Spesa in rapporto al Pil. Nella classifica Ocse del 2015, l’Italia è penultima, con meno dell’uno per cento, seguita dal Lussemburgo, che manda giocoforza all’estero i suoi rampolli, non particolarmente numerosi. Sempre penultima anche secondo Eurostat, seguita dalla sola Bulgaria. Laureati. L’Italia è ultima in Europa per la percentuale di laureati nella fascia di popolazione tra i 30 e i 34 anni. Quest’anno sarà superata anche dalla Turchia, che non avrà una stampa ‘libera’ come la nostra, ma si sta attrezzando per averla, giacché promuove la cultura con un buon tasso di crescita, mentre noi decresciamo.

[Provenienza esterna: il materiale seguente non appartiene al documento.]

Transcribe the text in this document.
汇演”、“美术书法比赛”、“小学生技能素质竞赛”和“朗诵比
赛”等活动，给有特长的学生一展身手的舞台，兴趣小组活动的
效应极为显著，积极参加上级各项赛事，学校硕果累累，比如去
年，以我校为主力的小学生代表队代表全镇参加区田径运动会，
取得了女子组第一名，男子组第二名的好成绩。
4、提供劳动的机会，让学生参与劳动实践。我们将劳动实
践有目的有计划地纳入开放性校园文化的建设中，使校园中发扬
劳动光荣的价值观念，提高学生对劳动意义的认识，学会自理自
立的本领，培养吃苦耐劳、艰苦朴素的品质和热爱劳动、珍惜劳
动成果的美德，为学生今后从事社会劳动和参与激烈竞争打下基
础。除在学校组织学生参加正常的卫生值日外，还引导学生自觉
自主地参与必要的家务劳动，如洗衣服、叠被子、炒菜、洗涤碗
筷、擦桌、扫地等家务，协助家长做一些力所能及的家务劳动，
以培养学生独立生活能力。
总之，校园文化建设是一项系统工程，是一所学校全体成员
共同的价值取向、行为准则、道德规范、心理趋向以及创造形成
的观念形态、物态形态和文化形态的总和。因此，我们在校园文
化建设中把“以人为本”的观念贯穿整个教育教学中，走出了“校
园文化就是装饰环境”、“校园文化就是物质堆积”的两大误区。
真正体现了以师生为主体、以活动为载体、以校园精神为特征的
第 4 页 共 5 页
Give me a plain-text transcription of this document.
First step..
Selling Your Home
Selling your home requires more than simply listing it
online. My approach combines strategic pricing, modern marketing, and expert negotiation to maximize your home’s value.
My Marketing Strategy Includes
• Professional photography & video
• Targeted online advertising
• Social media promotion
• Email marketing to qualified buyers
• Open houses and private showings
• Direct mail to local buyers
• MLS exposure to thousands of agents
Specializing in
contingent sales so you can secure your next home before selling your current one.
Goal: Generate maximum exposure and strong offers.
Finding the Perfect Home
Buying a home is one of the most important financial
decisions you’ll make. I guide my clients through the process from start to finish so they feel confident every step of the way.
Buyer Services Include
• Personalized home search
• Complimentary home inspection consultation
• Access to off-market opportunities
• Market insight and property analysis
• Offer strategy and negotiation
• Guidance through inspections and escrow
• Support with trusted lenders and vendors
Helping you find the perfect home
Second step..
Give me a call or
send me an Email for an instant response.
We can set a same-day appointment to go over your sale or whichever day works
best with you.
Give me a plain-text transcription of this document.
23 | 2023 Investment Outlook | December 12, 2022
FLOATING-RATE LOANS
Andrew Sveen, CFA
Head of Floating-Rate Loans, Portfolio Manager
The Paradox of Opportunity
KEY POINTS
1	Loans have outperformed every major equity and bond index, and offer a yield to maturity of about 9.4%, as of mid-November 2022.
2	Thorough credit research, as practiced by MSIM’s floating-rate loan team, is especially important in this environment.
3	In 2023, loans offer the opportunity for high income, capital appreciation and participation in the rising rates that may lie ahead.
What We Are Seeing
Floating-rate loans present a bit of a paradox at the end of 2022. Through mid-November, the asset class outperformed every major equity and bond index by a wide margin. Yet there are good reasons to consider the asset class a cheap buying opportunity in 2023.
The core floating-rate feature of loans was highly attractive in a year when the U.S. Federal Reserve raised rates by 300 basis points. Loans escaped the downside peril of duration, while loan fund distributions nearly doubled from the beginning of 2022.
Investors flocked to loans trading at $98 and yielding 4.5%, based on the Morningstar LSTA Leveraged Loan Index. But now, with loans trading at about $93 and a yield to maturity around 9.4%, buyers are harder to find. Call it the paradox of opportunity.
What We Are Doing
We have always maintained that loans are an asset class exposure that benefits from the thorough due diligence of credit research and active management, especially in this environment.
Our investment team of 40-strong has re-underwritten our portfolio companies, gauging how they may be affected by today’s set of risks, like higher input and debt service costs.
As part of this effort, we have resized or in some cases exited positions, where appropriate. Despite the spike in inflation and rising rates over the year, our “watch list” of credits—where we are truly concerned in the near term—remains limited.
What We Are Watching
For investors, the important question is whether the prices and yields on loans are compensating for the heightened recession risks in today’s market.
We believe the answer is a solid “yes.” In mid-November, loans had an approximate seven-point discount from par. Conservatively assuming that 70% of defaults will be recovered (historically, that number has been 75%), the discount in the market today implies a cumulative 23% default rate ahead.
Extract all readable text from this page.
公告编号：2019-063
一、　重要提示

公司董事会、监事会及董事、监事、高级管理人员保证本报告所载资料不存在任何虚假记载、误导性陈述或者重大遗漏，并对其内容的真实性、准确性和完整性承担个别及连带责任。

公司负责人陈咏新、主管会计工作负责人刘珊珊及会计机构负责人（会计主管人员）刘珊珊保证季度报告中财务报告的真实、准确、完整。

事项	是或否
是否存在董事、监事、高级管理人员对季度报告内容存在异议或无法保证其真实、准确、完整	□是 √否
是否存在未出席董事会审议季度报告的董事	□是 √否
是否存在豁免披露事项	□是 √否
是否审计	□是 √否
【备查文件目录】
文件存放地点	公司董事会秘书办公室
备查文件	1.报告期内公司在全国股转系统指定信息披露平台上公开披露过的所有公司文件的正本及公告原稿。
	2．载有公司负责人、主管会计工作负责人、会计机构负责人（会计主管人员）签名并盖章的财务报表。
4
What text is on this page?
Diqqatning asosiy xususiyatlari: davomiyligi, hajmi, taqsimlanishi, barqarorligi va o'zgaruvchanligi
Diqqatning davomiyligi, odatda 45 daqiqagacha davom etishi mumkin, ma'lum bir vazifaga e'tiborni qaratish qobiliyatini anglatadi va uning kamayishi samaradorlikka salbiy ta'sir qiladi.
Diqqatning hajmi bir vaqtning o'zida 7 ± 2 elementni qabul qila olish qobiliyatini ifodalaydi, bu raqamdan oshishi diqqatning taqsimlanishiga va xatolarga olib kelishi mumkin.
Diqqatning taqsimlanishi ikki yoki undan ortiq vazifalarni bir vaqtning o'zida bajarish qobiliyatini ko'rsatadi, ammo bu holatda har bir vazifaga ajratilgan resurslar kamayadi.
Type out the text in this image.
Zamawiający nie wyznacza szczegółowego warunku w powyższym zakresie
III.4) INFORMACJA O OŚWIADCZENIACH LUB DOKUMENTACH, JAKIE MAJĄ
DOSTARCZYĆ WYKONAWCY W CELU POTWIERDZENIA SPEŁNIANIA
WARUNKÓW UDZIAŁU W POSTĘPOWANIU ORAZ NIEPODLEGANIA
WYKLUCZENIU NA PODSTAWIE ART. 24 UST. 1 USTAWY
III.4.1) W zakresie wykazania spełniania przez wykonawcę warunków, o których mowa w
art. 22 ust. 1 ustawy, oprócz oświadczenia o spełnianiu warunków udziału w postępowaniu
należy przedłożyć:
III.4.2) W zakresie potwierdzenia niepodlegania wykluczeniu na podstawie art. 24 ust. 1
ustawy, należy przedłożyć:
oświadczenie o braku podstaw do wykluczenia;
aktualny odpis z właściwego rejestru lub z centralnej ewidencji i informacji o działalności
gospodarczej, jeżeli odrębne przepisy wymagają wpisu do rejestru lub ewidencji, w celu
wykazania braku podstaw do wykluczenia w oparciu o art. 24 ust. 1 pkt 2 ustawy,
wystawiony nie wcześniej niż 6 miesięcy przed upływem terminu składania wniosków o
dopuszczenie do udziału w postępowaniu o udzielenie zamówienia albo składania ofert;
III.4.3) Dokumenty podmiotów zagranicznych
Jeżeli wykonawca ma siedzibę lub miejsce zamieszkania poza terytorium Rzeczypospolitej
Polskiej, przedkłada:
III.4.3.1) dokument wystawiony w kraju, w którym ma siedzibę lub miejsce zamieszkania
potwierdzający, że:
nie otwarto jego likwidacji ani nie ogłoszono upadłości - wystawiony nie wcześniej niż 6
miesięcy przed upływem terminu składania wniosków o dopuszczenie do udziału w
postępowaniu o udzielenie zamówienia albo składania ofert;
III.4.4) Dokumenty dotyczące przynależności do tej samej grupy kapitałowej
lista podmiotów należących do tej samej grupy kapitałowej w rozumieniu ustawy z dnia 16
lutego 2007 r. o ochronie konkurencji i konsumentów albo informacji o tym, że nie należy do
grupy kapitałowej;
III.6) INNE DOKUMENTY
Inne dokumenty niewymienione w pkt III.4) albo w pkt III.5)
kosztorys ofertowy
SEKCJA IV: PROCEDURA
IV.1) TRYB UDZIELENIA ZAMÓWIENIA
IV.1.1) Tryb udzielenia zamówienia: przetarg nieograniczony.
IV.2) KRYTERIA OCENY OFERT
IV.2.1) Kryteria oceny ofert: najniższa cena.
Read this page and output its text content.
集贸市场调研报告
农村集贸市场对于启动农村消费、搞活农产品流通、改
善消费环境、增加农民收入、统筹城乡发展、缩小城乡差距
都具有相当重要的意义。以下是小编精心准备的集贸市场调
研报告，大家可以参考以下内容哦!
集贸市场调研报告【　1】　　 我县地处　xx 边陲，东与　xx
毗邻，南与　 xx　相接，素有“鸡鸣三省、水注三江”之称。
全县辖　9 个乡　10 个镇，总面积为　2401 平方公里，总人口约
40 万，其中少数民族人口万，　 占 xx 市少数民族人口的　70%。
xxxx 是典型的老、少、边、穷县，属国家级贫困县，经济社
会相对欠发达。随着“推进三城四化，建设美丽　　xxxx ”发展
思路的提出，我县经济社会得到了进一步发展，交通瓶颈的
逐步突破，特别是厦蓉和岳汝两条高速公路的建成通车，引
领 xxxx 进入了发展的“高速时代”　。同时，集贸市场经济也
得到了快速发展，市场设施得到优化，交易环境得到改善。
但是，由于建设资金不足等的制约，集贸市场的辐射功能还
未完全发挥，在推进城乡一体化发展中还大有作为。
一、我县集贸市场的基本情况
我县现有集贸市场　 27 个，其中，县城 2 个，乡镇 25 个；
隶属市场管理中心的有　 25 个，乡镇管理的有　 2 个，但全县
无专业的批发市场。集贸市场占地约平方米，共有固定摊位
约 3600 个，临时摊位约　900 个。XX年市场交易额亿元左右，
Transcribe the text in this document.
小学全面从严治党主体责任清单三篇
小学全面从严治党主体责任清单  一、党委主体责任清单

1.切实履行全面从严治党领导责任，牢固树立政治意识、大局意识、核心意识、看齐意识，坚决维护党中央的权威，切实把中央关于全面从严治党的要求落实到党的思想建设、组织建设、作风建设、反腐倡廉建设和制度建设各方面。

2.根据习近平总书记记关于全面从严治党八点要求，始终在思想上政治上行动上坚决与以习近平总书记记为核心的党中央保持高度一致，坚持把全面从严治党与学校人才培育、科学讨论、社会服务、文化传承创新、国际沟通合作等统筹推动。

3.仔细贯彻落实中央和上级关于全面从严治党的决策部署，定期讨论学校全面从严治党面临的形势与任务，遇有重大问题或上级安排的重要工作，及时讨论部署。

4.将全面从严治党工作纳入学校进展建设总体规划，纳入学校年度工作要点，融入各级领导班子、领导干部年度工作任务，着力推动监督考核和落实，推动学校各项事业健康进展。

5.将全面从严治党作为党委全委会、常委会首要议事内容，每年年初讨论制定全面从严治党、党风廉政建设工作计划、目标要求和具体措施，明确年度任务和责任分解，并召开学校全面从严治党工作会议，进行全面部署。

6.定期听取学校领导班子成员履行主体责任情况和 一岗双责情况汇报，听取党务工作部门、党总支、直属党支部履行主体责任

Produttività dei ricercatori. Negli ultimi dieci anni, l’Italia è prima per numero di citazioni scientifiche per ricercatore. Supera perfino il Regno Unito e gli Stai Uniti.

Valutazione della ricerca. Il sistema di valutazione della ricerca messo in piedi nel nostro paese nel periodo 2011-2014 è costato più del doppio del finanziamento della ricerca stessa.

Quanto disse Pietro Calamandrei, intervenendo all’Assemblea Costituente del 4 marzo 1947, vale tutt’oggi: “Quando io penso che in Italia oggi, e chi sa per quanti anni ancora, le Università sono sull’orlo della chiusura per mancanza dei mezzi necessari per pagare gli insegnanti, quando io penso tutto questo e penso insieme che fra due o tre mesi entrerà in vigore questa Costituzione […], che la Repubblica garantisce salute ed istruzione gratuita a tutti, e questo non è vero, e noi sappiamo che questo non potrà essere vero per molte decine di anni — allora io penso che scrivere articoli con questa forma grammaticale possa costituire, senza che noi lo vogliamo, senza che noi ce ne accorgiamo, una forma di sabotaggio della nostra Costituzione!”. Invero, l’art. 9 della Costituzione è chiarissimo: “La Repubblica promuove lo sviluppo della cultura e la ricerca scientifica e tecnica”, ma il ‘come’?

Insomma, i dati non dipingono un quadro in stile Alessandro Magnasco di atenei infestati da baroni fannulloni dove bivaccano manipoli di studenti bamboccioni – quei giovani universitari che, secondo la lezione di un valente idrologo come Giulio Andreotti: “Sono come un fiume in perenne piena. Son sempre fuori corso”. Ha ragione Sir Stamp a mettere in guardia dalle manipolazioni, che dalle nostre parti non sono però opera dei professori e neppure dagli studenti. E qualcuno potrebbe chiedersi: “Se scuola e università e salute ricevono la minima quota di Pil dell’Unione Europea, dove spendiamo la massima quota del nostro povero Pil, visto che la spesa pubblica non ha fatto che aumentare negli ultimi 10 anni?”.